Koca bir devletin başındaki hükümetin aciz kalıp yapamadığını belirten Güneş, “Küçük Menderes’te bir kaza yapıyor tek başına. Güçlü İtilaf Devletleri’nin işgal kararına karşı çıktığını ilan ediyordu. Bu toplantı neticesinde Ödemiş Direniş Hükümeti kurulmuş oluyordu ve 29 Mayıs 1919 günü bir dizi kararlar alınmış. Ödemiş’te Yiğit Ordusu adıyla bir milli teşekkül kurulduğu, başına Ödemiş Jandarma Tabur Komutanı Yüzbaşı Tahir Bey, müşavir ve emir subaylığına Avukat Hamit Şevket ve hareket reisliğine de Jandarma Üsteğmeni Ahmet Rıfat Bey getirildiği ilan edilmiştir. Bu kararların alınmasından sonra 17 yedek subay, topluca yemin ettiler. Daha sonra kimi yedek subaylar, elbise ve donanımlarını almak için dağıldılar. Kimileri de emperyalist güçlerin temsilcilerine gönderilecek protesto telgraflarını, İzmir Valiliği’ne gönderilecek telgrafı ve halka duyurulacak bildirileri yazmak üzere başlarında Avukat Hamit Şevket (İnce) Bey ile birlikte süvari kışlasında kaldılar.

Ali Orhan (İlkkurşun), Selim (Örsel), Selim (Kayalar), Aziz (Kurtcebe), Hamdi (Akalın), Muallim Faik ve Nuri Beyler, askerlik şubesi deposuna giderek buradaki silahlara el koydular. Savcının karşı koymasına rağmen adliye binası deposundaki jandarmadaki silah ve cephane ile arızalı piyade tüfekleri Yüzbaşı Tahir Bey tarafından halka dağıtıldı. Çeşitli tip ve modelde iki bin kadar silah dağıtılmış oldu. Aynı gece askerlik şubesi deposu da açılmış ve 240 adet 98 modeli Alman tüfeğine el konulmuştur ve el konulan silahların tamamı halka dağıtılmıştır. Bu tüfeklerden 143 tanesi, Poslu Mestan Efe komutasında Birgi, Bozdağ ve Tekke’den gelenlere verilmiştir. Ödemiş ve çevresindeki halk, düşmanın gelmekte olduğunu haber aldıkları andan itibaren civar köylerden kaza merkezine akın etmişlerdir. Depolardan yetiştirilebildiği kadar silah dağıtılmış, daha sonra halk savunma aracı olarak mavzer, martin, av tüfeği, yatağan, büyük bıçak ve hançerler hatta orak, tırpan ve baltalar alarak Yunan kuvvetlerine karşı koymak için hazırlanmıştır” ifadelerini kullandı.

Halka dağıtılan bildiri

Konuşmasının devamında Ödemiş’te depoların açılması, silah ve cephanelere el konmasını anlatan Güneş, “Burada başlayan bu hareket, tüm yurda örnek olmuştur.
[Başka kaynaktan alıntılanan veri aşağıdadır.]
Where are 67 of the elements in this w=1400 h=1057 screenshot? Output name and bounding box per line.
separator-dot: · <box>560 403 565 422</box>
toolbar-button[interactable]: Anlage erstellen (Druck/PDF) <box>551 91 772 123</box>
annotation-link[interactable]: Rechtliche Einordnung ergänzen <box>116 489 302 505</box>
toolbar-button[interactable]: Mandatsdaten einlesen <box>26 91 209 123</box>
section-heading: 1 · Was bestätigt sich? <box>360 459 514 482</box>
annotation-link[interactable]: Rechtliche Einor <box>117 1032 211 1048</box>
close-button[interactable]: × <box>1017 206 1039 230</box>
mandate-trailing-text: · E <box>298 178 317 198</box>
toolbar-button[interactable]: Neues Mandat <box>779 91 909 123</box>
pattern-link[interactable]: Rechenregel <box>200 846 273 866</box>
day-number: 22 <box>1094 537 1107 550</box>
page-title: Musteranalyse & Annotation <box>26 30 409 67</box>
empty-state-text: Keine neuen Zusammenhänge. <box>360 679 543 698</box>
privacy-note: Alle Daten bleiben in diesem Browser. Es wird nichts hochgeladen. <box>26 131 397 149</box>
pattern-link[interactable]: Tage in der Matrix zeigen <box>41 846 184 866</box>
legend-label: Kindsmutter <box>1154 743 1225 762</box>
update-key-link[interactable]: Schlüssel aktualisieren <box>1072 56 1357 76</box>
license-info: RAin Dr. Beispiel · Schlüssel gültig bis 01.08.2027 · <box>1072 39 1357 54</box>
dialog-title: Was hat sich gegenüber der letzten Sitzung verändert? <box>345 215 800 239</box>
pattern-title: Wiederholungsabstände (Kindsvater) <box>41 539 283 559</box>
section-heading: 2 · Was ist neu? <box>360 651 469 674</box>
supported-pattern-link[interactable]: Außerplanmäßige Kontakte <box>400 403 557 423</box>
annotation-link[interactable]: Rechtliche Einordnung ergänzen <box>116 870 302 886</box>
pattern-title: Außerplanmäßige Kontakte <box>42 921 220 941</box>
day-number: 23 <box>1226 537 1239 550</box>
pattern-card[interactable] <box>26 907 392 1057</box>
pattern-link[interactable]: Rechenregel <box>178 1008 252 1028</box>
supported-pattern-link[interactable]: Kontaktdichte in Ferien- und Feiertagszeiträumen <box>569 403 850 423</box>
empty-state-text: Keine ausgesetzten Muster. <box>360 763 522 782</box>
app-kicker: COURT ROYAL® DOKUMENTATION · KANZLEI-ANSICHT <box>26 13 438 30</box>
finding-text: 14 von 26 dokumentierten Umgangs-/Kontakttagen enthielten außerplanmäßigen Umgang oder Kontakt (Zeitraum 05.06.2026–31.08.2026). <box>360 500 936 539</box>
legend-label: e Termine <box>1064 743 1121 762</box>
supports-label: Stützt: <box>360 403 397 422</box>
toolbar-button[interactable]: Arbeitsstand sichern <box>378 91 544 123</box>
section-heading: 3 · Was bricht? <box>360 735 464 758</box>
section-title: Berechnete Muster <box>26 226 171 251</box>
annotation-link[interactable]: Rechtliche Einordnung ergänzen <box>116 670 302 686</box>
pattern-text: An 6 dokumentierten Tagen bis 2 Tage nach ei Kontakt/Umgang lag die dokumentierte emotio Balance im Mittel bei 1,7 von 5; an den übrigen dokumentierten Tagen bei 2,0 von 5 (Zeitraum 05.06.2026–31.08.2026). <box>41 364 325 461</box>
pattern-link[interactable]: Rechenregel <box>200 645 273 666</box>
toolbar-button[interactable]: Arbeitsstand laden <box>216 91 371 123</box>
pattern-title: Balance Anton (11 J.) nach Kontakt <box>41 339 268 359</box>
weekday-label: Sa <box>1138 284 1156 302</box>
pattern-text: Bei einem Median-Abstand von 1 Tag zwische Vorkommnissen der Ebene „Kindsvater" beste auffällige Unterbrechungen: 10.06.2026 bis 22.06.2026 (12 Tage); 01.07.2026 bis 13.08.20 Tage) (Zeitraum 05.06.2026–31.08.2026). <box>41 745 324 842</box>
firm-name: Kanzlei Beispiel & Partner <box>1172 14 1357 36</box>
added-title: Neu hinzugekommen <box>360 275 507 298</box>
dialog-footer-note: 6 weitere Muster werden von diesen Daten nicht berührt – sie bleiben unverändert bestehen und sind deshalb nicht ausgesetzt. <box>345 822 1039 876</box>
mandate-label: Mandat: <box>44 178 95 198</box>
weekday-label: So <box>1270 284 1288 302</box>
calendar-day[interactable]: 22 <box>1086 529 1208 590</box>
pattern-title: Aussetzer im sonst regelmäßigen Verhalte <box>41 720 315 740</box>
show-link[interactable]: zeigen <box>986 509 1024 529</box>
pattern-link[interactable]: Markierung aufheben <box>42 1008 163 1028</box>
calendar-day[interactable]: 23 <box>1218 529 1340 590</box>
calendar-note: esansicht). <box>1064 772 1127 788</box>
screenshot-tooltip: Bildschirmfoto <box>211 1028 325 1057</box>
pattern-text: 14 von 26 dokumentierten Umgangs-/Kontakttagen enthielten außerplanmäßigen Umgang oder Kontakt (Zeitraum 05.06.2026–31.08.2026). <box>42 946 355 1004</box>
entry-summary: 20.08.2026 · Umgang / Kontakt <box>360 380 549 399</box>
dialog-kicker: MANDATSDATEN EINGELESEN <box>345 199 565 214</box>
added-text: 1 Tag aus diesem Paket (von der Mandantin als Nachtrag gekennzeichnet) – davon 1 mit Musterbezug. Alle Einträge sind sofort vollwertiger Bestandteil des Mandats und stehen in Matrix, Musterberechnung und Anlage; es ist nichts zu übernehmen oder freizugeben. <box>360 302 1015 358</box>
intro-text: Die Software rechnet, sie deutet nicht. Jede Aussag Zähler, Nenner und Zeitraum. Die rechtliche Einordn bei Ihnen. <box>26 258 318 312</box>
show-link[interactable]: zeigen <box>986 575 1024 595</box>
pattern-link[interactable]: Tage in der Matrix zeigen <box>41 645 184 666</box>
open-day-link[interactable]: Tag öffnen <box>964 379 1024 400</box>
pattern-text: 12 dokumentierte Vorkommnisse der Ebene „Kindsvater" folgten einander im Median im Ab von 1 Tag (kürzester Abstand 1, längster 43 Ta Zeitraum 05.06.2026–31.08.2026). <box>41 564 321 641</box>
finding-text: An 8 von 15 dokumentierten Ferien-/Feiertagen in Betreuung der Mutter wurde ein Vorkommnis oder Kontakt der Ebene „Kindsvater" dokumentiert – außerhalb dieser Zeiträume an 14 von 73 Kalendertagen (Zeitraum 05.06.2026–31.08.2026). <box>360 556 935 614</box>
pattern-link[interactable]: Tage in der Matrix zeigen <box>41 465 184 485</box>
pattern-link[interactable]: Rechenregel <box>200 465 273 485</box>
Ödemiş halkına da üç maddelik bir bildiri dağıtılmış, kaymakamlıktaki toplantıda alınan kararlar böylece halka duyurulmuştur. 29 Mayıs 1919 günü önemli bir gündü. Yunanlılar bir Efzon taburu, bir dağ bataryası, bir bölük jandarma ile Aydın’a girmişlerdi. Tire ve Bayındır ise birkaç gün önce işgal edilmişti. Ödemiş, her yönden sarılmıştı. Ödemiş’te yaşayan Rumlar ve İtilaf Devletleri tarafından bölgeyi işgal için Yunanlıların seçilmesine en az Rumlar kadar memnun olmuş olan Ermeniler, Ege’deki diğer il ve ilçelerde görülen aşırı taşkınlıklara efelerin varlığı yüzünden cesaret edilemiyordu. Bir şeyler yapmak gereğini hissederek Rumlar, Ermeniler ve iş birlikçi birkaç kişiden oluşan bir heyet, hükümet konağında kaymakamı ziyarete gittiler. Ziyaretin sebebi, Yunan birliklerinin Ödemiş’e girişinde yapılacak olan karşılama töreninin hazırlıklarını görüşmek istemeleriydi. Yunan Efzon taburu, 30 Mayıs 1919 günü Ödemiş’teki ulusal direniş hazırlıklarını öğrendi ancak Yunanlıların buradaki hazırlıklar hakkında aldıkları haberlerden bazıları abartılıydı. Bu abartılı bilgilerden biri, demiryolunun tahrip edilmiş olduğu idi. Yunanlılar, demiryolunun tahrip olduğunu sandıklarından Derebaşı mevkiinden Bayındır’a geri döndüler ve takviye kuvvet istediler. 31 Mayıs 1919 günü toplanan kuvvetler, Çatal İstasyonu’na getirildi. 1 Haziran 1919 günü saldırıya geçtiler. Zincirlikuyu ve İlkkurşun Muharebeleri’nden sonra Ödemiş, Yunanlılar tarafından işgal edildi” şeklinde konuştu.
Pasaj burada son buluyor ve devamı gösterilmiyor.